Bacterial diversity from McMurdo Dry Valleys in Antarctica, the largest desert on earth, has become more easily assessed with the development of High Throughput Sequencing (HTS) techniques. However, some of the diversity remains unachievable by the power of sequencing. In this study, we combine cultivation and HTS techniques to survey Actinobacteria and Cyanobacteria diversity along different soil and endolithic micro-environments of Victoria Valley in McMurdo Dry Valleys. Our results have demonstrated that the Dry Valleys Actinobacteria and Cyanobacteria distribution is driven by environmental forces, in particular the effect of water availability and endolithic environments clearly conditioned the distribution of those communities.
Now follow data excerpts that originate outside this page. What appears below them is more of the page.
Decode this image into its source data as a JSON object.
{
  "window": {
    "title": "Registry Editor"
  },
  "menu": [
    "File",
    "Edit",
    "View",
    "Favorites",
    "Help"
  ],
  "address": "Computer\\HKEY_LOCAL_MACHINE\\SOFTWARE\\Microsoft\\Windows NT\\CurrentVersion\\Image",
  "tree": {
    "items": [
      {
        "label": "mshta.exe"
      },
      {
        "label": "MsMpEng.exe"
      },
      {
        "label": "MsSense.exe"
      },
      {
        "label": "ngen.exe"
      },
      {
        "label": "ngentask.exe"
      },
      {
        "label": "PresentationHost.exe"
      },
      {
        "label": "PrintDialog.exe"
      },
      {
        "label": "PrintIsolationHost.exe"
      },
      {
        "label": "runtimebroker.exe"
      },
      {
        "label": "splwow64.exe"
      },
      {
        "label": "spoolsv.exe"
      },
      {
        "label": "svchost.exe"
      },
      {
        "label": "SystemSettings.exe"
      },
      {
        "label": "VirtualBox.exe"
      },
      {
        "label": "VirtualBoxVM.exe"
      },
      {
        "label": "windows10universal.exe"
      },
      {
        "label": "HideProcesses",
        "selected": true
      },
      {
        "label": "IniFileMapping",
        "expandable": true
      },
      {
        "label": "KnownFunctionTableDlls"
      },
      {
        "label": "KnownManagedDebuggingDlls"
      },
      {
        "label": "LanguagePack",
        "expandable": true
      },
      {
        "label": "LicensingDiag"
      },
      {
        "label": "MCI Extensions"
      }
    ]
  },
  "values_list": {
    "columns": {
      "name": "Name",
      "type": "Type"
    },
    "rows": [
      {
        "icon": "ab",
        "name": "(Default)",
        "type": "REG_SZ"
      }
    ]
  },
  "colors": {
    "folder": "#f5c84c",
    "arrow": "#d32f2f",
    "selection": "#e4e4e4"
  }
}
Data derived from HTS show that the percentage of Cyanobacteria decreases from about 20% in the sample closest to the water source to neglectable values on the last three samples of the transect with less water availability. Inversely, Actinobacteria abundance increases from the wet to the driest samples. Over 30% of the total HTS data set was composed of Actinobacterial strains, mainly distributed by 5 families: Sporichthyaceae, Euzebyaceae, Patulibacteraceae, Nocardioidaceae and Rubrobacteraceae. However, the 11 actinobacterial strains isolated in this study, belonged to Micrococcaceae and Dermacoccaceae families that were underrepresented in the HTS data set. A total of 10 cyanobacterial strains from the order Synechococcales were also isolated, distributed by 4 different genera (Nodosilinea, Leptolyngbya, Pectolyngbya, Acaryochloris). In agreement with the cultivation results, Lepyolyngbya was identified as dominant genera in the HTS data set. Acaryochloris genus were found exclusively in the endolithic sample and represented 44% of the total 16S rDNA sequences, although despite our efforts we were not able to properly isolate any strain from Acaryochloris genus. The importance of combining cultivation and sequencing techniques is highlighted, as we have shown that culture-dependent methods employed in this study were able to retrieve Actinobacteria and Cyanobacteria taxa that were not detected in HTS data set, suggesting that the combination of both strategies can be usefull to recover both abundant and rare members of the communities.